Necrotizing enterocolitis (NEC) is a complication that can affect infants with congenital heart disease (CHD). The objective of this study is to determine whether breast milk, which is associated with decreased incidence of NEC in preterm infants, is protective in infants with CHD. Retrospective case-control study of infants ≥ 33 weeks gestational age with CHD who underwent cardiac surgery during their admission to the Infant Cardiac Unit from 2008 to 2017. Cases were defined as infants with modified Bell's stage ≥ II NEC. Controls were matched by date of birth, gestational age, and pre- or postcardiac surgery feed initiation. A total of 926 infants with gestational age ≥ 33 weeks and CHD were admitted; 18 cases of NEC were identified and compared with 84 controls. Breast milk intake was higher in controls, but this difference was not statistically significant. Single ventricle (SV) physiology was identified as an independent risk factor for NEC by multivariable analysis. Analysis of infants with SV physiology demonstrated that median age at time of surgery was 9 days (interquartile range [IQR], 7-12) in NEC cases and 5 days (IQR, 4-9) in controls ( = .02). While this study is inconclusive with regard to feeding composition and risk of NEC in infants with CHD, the trend toward greater intake of breast milk in the control group suggests that breast milk may be protective for these infants. Infants with SV physiology are at high risk for NEC. Earlier time to stage I palliation may be a modifiable risk factor for NEC.

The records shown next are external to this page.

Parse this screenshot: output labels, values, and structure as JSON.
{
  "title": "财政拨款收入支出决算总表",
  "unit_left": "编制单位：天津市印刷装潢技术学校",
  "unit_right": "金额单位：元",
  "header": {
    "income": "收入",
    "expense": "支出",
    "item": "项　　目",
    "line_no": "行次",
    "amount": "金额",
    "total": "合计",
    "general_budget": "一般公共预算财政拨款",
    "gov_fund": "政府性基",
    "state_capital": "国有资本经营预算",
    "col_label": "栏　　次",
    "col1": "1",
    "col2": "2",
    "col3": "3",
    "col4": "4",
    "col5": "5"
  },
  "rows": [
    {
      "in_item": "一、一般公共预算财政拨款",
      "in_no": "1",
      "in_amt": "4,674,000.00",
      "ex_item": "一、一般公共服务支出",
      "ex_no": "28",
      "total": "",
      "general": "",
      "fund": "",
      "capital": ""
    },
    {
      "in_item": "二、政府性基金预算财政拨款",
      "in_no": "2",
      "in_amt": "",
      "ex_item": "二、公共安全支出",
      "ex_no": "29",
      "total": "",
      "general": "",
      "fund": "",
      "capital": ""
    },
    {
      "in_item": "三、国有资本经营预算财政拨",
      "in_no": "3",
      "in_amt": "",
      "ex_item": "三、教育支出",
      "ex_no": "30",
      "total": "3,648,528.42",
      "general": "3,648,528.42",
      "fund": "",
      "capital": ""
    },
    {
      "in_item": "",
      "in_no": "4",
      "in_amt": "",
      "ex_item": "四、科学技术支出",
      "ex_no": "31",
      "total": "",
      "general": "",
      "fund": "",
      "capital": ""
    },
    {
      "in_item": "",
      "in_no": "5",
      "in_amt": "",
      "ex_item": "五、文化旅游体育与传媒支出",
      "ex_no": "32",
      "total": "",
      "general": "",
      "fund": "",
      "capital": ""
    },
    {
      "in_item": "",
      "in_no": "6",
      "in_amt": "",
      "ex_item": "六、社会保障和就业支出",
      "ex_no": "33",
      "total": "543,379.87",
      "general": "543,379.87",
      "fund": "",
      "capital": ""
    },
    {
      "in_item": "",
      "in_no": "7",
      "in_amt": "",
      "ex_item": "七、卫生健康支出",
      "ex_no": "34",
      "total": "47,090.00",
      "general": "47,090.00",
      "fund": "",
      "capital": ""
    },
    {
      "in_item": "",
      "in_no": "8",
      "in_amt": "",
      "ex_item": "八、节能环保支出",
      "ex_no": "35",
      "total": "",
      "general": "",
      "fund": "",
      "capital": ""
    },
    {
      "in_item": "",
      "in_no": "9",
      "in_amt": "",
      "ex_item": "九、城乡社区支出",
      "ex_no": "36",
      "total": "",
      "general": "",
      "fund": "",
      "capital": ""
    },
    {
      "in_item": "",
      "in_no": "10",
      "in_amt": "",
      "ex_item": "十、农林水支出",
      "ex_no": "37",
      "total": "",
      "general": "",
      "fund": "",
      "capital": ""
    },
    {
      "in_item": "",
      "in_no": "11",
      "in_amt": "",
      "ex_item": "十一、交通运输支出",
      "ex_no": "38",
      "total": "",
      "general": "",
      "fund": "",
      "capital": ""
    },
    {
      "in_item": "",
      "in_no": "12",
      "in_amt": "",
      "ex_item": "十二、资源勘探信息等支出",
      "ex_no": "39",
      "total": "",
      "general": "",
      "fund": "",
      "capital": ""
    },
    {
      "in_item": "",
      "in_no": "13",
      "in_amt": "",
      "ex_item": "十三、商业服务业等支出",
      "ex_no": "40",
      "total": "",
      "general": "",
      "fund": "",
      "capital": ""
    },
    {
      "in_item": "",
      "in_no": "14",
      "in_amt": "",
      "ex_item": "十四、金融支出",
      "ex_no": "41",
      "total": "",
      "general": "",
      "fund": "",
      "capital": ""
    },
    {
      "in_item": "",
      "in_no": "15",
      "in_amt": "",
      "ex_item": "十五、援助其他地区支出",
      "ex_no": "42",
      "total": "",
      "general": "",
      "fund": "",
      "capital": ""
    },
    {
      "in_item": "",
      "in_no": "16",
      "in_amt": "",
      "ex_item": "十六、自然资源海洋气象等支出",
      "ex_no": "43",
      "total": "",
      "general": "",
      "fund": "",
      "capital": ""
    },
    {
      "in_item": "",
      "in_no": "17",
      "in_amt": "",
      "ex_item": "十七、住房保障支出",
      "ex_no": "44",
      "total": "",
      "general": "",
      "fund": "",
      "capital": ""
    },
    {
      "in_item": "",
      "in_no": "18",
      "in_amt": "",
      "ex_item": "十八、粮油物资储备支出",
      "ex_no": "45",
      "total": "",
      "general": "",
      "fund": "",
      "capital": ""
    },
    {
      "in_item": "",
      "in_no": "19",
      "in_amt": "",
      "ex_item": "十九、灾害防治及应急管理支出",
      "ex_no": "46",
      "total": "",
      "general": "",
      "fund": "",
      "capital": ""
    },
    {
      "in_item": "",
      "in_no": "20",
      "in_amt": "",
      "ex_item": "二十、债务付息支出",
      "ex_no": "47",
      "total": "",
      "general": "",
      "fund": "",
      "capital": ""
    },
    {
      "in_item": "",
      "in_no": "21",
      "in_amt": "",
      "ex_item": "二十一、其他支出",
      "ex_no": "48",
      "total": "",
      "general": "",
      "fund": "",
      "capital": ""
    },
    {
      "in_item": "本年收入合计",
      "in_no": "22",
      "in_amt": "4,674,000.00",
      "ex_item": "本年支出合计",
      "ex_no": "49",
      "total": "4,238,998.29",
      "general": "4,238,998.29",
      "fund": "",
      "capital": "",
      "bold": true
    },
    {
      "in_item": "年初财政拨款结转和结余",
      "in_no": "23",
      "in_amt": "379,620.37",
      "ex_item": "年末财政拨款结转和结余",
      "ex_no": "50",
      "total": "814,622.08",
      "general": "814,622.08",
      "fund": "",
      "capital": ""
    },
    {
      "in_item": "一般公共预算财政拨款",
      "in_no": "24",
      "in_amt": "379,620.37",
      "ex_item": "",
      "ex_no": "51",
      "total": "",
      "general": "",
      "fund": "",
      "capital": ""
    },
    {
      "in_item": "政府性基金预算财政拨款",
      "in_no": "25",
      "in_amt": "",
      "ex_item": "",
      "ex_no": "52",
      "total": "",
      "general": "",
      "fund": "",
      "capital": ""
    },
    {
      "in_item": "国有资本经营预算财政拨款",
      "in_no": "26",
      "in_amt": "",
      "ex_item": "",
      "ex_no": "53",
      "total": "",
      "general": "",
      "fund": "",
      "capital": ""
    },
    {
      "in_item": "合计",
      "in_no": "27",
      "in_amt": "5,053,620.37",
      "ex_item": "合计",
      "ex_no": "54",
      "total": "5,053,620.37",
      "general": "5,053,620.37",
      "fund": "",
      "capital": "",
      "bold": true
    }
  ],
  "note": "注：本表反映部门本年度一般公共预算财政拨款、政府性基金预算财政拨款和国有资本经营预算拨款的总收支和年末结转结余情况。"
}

坏死性小肠结肠炎 (NEC) 是一种可能影响患有先天性心脏病 (CHD) 的婴儿的并发症。本研究的目的是确定与早产儿 NEC 发病率降低相关的母乳是否对患有 CHD 的婴儿具有保护作用。
这是一项回顾性病例对照研究,纳入了 2008 年至 2017 年期间在婴儿心脏科住院并接受心脏手术的胎龄≥33 周的患有 CHD 的婴儿。病例定义为改良 Bell 分级≥Ⅱ级的 NEC 患儿。对照组通过出生日期、胎龄、心脏手术前后喂养开始时间进行匹配。共有 926 名胎龄≥33 周且患有 CHD 的婴儿入院;发现 18 例 NEC 病例,并与 84 例对照进行比较。对照组的母乳摄入量较高,但差异无统计学意义。多变量分析显示,单心室 (SV) 生理学被确定为 NEC 的独立危险因素。对 SV 生理学患儿的分析表明,NEC 病例的手术时年龄中位数为 9 天(四分位距 [IQR],7-12),对照组为 5 天(IQR,4-9)( = .02)。
虽然本研究对于 CHD 患儿的喂养成分和 NEC 风险尚无定论,但对照组中母乳摄入量较高的趋势表明母乳可能对这些患儿具有保护作用。SV 生理学患儿的 NEC 风险较高。更早地进行 I 期姑息治疗可能是 NEC 的一个可改变的危险因素。